Why didn’t the chicken cross the road?

Mocke’s winning dissertation proposal is on “Investigating the Development of Logistics Capabilities From a Resource Orchestration Perspective.” Although it’s a serious topic, he opens his proposal with an age-old joke: “Why did the chicken cross the road?”

Instead of following with the usual punch line, he references a new variation of the joke that was popular in the U.K. in 2018. “Why didn’t the chicken cross the road? Because DHL was unable to deliver it!”

A logistics debacle between KFC and its new distributor DHL that year forced the temporary closure of over 600 KFC’s, “leaving most of the UK market without their fried chicken fix,” wrote Mocke in his proposal. 

He uses that example of a logistics failure to demonstrate the importance of resource orchestration, which focuses on the role managers play in effectively leveraging a firm’s resources. He hopes one outcome of his study will be a “recipe” for logistics capabilities.

“Mix in two of this and then you put together a few of these things, and don’t overcook it, otherwise this is going to happen,” says Mocke about how his recipe might work.

“For a long time, we assumed that ownership of resources means you would be competitive in the market,” he explains. “So if you have all the trucks, you have all the warehouses, you have all those things in place, that means you would be competitive.

“But now it’s kind of changing, especially with all the volatility that we’re experiencing. It’s more about what we do with those resources, how we put those things together.”

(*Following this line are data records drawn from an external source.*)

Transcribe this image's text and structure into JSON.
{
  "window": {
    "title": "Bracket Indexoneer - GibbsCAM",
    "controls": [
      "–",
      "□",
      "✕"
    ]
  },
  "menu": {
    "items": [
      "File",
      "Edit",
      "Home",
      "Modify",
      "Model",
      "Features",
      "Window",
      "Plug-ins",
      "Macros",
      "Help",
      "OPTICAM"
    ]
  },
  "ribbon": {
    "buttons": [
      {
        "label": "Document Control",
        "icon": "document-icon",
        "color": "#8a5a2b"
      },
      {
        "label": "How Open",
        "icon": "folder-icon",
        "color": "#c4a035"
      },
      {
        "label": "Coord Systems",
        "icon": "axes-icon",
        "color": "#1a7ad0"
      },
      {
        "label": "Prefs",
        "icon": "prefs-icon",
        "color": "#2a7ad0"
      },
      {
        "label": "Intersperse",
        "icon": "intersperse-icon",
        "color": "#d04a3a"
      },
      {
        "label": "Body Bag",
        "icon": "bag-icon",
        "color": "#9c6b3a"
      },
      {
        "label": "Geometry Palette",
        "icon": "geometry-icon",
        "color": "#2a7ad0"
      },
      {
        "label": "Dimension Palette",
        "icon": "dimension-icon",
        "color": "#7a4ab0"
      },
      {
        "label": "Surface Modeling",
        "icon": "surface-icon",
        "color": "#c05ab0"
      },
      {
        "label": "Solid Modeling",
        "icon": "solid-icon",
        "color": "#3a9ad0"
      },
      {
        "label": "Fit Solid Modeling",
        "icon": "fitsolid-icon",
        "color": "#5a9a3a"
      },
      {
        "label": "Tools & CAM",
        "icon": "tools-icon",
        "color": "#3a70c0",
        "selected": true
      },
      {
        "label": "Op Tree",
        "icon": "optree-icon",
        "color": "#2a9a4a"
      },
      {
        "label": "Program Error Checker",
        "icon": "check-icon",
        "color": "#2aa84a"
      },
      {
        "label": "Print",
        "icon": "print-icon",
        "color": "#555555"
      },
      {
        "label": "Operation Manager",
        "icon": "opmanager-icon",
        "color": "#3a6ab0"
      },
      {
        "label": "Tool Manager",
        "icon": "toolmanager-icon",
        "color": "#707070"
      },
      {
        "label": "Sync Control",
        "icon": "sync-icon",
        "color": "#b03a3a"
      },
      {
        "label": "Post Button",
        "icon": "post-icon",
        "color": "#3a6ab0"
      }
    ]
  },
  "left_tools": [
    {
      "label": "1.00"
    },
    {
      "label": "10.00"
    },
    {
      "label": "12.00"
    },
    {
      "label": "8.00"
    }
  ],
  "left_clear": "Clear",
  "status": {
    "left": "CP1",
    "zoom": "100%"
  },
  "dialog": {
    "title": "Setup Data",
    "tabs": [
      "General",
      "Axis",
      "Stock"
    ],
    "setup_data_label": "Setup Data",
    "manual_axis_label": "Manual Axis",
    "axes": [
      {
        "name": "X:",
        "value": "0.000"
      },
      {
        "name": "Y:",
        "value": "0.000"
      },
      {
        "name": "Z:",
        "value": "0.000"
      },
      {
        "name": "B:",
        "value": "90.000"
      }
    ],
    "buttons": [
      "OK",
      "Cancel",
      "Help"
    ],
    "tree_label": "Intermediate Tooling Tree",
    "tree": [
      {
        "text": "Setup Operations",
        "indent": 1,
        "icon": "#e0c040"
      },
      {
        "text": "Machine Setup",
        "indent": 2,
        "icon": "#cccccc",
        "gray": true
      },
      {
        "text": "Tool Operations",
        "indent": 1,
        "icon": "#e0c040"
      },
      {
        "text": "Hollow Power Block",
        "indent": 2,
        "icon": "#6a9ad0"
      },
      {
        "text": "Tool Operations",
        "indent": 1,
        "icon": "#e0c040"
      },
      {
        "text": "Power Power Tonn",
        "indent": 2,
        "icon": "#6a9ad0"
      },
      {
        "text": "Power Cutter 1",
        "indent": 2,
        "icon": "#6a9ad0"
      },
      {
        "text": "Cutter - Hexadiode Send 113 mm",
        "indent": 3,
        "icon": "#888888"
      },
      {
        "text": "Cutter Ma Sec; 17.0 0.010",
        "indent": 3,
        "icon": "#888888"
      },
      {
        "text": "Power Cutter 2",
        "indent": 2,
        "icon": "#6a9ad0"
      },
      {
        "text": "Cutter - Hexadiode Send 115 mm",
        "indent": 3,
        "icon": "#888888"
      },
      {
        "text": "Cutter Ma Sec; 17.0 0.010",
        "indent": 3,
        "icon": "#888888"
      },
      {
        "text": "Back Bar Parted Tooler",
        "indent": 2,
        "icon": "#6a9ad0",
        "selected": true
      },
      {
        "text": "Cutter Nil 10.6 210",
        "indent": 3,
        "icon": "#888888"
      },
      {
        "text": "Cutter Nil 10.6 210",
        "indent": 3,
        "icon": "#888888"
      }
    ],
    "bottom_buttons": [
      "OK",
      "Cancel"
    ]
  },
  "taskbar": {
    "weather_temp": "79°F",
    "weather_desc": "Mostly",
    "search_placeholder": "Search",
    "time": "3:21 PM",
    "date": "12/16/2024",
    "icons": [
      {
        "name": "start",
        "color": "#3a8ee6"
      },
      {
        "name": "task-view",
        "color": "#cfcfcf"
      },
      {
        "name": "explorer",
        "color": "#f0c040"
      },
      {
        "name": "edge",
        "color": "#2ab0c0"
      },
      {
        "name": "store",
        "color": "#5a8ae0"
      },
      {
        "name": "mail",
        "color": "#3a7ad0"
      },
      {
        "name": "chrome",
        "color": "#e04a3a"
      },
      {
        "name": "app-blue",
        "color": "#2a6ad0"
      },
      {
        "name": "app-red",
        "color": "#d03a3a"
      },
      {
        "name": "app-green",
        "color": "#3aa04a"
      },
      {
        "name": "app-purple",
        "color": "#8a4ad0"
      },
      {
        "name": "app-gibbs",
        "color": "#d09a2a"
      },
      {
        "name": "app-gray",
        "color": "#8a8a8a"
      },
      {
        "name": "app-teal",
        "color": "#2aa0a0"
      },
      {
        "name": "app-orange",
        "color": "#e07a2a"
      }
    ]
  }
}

The PhD journey can get quite long and tedious. To have a little bit of acknowledgement is a nice morale booster.”

Can you publish from it?

Mocke says he initially wanted to focus his research more specifically on logistics in Africa and how to better reach the people at the bottom of the pyramid—“the poorest of the poor.”

“When I started this process, I was reading a lot of reports on how Africa is going to be the next big market and how there’s a lot to capitalize on here but logistics being quite a big problem,” Mocke says.

After presenting his topic at a PhD workshop and receiving disappointing feedback, he opted to broaden his study. His supervisor, Oke, also influenced his decision. 

“Professor Oke is always looking at, ‘Can you publish from it?’ This is kind of his main concern,” says Mocke. 

After he completes his dissertation later this year, Mocke’s goal is to co-author a publication with Oke. In the meantime, winning the PhD Dissertation Award competition last summer was a welcome incentive to keep him going.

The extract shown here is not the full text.